= Cottage nursing =

Cottage nurses, distinct from district nurses, was a system where poor patients in rural areas of the United Kingdom were provided with in-home care. It was established by Bertha Marion Broadwood in 1883 and lasted until the interwar years. It was not a system that was widely supported by medical and nursing staff, particularly the use of the term 'nurse'. Prior to the Nurses Registration Act 1919 the term 'nurse' had no clear definition or standardised training requirements.

Cottage nursing is not to be confused with cottage hospitals.

== History ==
Providing basic healthcare for rural populations, who often lived far from hospitals, was a challenge in the late 19th century. Although district nursing was established in Liverpool in 1859, it was felt by Broadwood and others that a trained nurse of a higher educational class was unsuited to working with poor agricultural workers.

Broadwood developed a vision for cottage nurses who were simply trained countrywomen, less expensive than district nurses and better suited for working in the rural areas. They would provide a range of in-home care. This system included three aspects:
1. They were trained in homes, not hospitals.
2. They nursed one patient at a time, staying with them for days or weeks.
3. They both provided nursing care and assisted with domestic labour. This included cooking for the family, cleaning the house, and dressing and washing the children.

Sometimes this approach was called the Holt-Ockley system. This was because the original cottage nurses worked on the Surrey-Sussex border centred on Ockley, and Broadwood adopted the Holt system, first established by Mrs and Miss Holt of Barningham Hall in Norfolk twenty years earlier, distinguished by the nurse living in the patient's cottage and caring for the family. It became more widely known as cottage nursing.

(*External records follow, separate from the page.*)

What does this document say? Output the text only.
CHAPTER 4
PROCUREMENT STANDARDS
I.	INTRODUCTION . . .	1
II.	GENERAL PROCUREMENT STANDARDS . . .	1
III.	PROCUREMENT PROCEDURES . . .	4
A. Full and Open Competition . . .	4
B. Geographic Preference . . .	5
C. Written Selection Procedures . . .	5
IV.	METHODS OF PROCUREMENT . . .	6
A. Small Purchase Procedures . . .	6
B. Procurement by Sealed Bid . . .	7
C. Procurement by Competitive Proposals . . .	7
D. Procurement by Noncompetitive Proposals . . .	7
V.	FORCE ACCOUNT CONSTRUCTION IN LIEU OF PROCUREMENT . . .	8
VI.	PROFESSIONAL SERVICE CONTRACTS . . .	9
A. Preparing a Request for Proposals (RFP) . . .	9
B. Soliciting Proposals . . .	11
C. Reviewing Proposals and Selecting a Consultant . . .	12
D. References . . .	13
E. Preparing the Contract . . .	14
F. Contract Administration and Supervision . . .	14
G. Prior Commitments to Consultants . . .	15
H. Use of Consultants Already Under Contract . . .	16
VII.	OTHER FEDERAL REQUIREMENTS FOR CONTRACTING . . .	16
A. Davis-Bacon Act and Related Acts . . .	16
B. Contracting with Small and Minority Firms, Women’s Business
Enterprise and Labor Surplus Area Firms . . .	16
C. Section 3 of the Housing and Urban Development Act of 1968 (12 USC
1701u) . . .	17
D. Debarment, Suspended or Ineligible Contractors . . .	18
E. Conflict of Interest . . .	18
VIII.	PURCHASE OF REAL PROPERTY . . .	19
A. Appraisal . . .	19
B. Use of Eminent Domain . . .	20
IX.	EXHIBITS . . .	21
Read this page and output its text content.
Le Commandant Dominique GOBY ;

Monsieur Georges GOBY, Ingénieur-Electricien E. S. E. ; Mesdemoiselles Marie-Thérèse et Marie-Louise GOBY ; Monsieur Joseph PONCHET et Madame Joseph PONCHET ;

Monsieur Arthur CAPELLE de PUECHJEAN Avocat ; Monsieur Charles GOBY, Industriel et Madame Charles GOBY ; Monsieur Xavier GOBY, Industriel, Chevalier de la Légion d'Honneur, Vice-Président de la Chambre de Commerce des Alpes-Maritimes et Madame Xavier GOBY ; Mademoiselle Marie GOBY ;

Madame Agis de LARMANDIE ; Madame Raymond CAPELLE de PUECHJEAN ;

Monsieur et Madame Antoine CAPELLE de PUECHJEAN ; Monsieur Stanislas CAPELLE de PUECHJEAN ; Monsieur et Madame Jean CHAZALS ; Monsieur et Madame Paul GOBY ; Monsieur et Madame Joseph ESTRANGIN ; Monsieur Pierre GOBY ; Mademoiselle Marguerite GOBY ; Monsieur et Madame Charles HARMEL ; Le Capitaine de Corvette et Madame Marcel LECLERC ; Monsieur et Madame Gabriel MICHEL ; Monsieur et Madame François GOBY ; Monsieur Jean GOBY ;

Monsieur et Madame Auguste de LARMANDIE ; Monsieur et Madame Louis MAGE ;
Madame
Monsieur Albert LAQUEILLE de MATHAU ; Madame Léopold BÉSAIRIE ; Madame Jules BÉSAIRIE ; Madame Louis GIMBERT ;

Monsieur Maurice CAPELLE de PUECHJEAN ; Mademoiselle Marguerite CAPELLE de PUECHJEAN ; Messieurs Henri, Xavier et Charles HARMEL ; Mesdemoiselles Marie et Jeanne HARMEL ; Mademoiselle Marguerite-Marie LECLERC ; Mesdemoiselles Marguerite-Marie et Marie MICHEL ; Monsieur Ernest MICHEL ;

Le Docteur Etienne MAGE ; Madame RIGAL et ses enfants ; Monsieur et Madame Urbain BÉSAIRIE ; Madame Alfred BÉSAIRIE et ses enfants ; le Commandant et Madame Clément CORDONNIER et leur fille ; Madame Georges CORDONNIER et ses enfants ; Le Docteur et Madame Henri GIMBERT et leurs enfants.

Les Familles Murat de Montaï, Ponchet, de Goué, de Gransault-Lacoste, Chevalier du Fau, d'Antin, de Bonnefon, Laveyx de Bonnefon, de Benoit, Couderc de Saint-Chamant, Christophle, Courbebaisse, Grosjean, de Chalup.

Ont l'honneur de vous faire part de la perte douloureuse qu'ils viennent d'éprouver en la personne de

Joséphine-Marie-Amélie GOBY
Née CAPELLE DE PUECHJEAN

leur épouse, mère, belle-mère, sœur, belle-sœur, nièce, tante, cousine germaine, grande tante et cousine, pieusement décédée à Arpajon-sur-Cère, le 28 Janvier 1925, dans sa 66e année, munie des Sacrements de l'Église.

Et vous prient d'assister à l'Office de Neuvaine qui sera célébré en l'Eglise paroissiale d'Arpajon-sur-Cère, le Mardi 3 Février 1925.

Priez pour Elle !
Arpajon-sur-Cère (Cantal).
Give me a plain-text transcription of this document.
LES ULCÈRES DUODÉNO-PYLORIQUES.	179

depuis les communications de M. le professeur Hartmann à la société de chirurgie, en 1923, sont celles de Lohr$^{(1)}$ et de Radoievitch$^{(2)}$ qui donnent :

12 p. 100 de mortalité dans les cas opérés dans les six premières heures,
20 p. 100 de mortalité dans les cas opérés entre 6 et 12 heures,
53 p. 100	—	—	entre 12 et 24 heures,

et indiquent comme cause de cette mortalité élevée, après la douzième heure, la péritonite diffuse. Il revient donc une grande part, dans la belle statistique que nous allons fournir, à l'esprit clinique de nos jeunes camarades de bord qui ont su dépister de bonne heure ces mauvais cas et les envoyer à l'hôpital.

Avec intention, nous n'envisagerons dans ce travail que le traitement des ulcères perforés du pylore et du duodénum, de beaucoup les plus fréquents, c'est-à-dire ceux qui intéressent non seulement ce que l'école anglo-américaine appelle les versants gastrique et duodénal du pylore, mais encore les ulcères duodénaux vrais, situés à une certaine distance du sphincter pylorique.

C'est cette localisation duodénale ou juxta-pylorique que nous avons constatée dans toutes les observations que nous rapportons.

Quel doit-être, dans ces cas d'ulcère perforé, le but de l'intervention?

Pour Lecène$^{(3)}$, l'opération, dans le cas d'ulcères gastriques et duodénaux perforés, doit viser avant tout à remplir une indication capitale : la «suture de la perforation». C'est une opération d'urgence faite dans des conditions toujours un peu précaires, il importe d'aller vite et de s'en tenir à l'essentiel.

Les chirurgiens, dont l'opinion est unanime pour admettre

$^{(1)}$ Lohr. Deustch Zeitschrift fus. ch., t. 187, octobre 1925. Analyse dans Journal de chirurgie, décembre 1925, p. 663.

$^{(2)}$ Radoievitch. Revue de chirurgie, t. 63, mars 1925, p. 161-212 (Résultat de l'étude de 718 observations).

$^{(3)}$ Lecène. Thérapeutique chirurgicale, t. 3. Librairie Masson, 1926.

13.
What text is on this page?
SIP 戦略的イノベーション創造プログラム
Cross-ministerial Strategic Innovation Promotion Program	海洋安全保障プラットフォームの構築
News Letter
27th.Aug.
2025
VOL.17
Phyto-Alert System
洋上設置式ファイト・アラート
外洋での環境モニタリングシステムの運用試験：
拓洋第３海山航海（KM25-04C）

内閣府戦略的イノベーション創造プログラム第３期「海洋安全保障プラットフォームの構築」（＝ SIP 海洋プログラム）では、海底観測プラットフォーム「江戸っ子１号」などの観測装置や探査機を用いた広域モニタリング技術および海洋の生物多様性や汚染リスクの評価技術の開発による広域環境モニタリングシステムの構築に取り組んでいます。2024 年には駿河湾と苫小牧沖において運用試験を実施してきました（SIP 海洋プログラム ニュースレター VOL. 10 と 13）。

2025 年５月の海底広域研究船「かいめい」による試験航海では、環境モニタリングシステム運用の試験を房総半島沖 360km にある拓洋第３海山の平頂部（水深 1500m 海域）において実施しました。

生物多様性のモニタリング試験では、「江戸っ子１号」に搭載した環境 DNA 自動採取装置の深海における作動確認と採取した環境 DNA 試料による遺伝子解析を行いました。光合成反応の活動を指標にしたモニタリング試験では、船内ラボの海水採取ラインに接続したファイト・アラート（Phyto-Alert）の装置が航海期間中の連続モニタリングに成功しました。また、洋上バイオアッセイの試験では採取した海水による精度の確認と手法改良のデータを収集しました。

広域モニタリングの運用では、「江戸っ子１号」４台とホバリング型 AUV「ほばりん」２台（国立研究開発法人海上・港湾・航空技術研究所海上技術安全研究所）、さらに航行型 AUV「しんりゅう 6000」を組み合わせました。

In 1883, Broadwood employed the first three cottage nurses in Surrey. In 1889, Katherine Twining, a trained nurse and member of the Twining tea company, contacted Broadwood offering to train cottage nurses in East London. They developed a three-month training course for cottage nurses that provided hands-on instruction in the homes of the poor, covering basic nursing, sanitation, and postpartum care. In the seven years from 1890, St Mary's Nurses' Home at Plaistow trained 563 women as nurses, midwives, or both, sending them to work in 28 counties and all four UK countries. In 1900 Broadwood set up her own Nurses' Training Home at Bury House in Lower Edmonton.

Some rural patronesses called for cottage nurses to also receive midwifery training, to enable them to serve as more effective replacements for the handywomen.

In 1894 there were 36 associations, with a head office in London; they became known as the Affiliated Benefit Nursing Associations. In 1906, affiliated associations were reorganised into the Cottage Benefit Nursing Association. By 1907 there were over 700 cottage nurses working across the United Kingdom, from the Scottish Highlands to Western Ireland.

In 1919 the Cottage Benefit Nursing Association stated that training of cottage nurses had increased to 12 months in theoretical and practical work, including midwifery. Trainees had to be at least 23 years old, or if younger to have an extended training of 15 months. If the examination was passed the cottage nurses would go to a branch of the Cottage Benefit Nursing Association for a minimum of three years. Govan Cottage Nurses Training Home was an example where training lasted 12 months and included midwifery. This was a branch of the Elder Cottage Hospital at Govan, bequested by Isabella Elder.

When the Nurses Registration Act (1919) was introduced, cottage nurses had an option to apply for three years of hospital training, as they were no longer able to use the term 'nurse'.  Despite this, some of them continued working as unregistered nurses, something the Act did nothing to prevent. They were duly demoralised by legislation designed to make their inferiority and insufficiency a matter of legal record.

The cottage nurses often endured hardships including limited space to sleep while residing in already overcrowded cottages which were often not clean, and afforded little privacy during time off.

== Notable staff ==
Bertha Marion Broadwood was born at Bryanston Square Marylebone, London on 27 March 1846. She was the fourth daughter of Henry Fowler Broadwood, head of the piano making firm John Broadwood and Sons, and his wife Juliana Maria, daughter of Wyrley Birch of Wretham Hall, Norfolk. Broadwood died two days before her 89th birthday in 1935.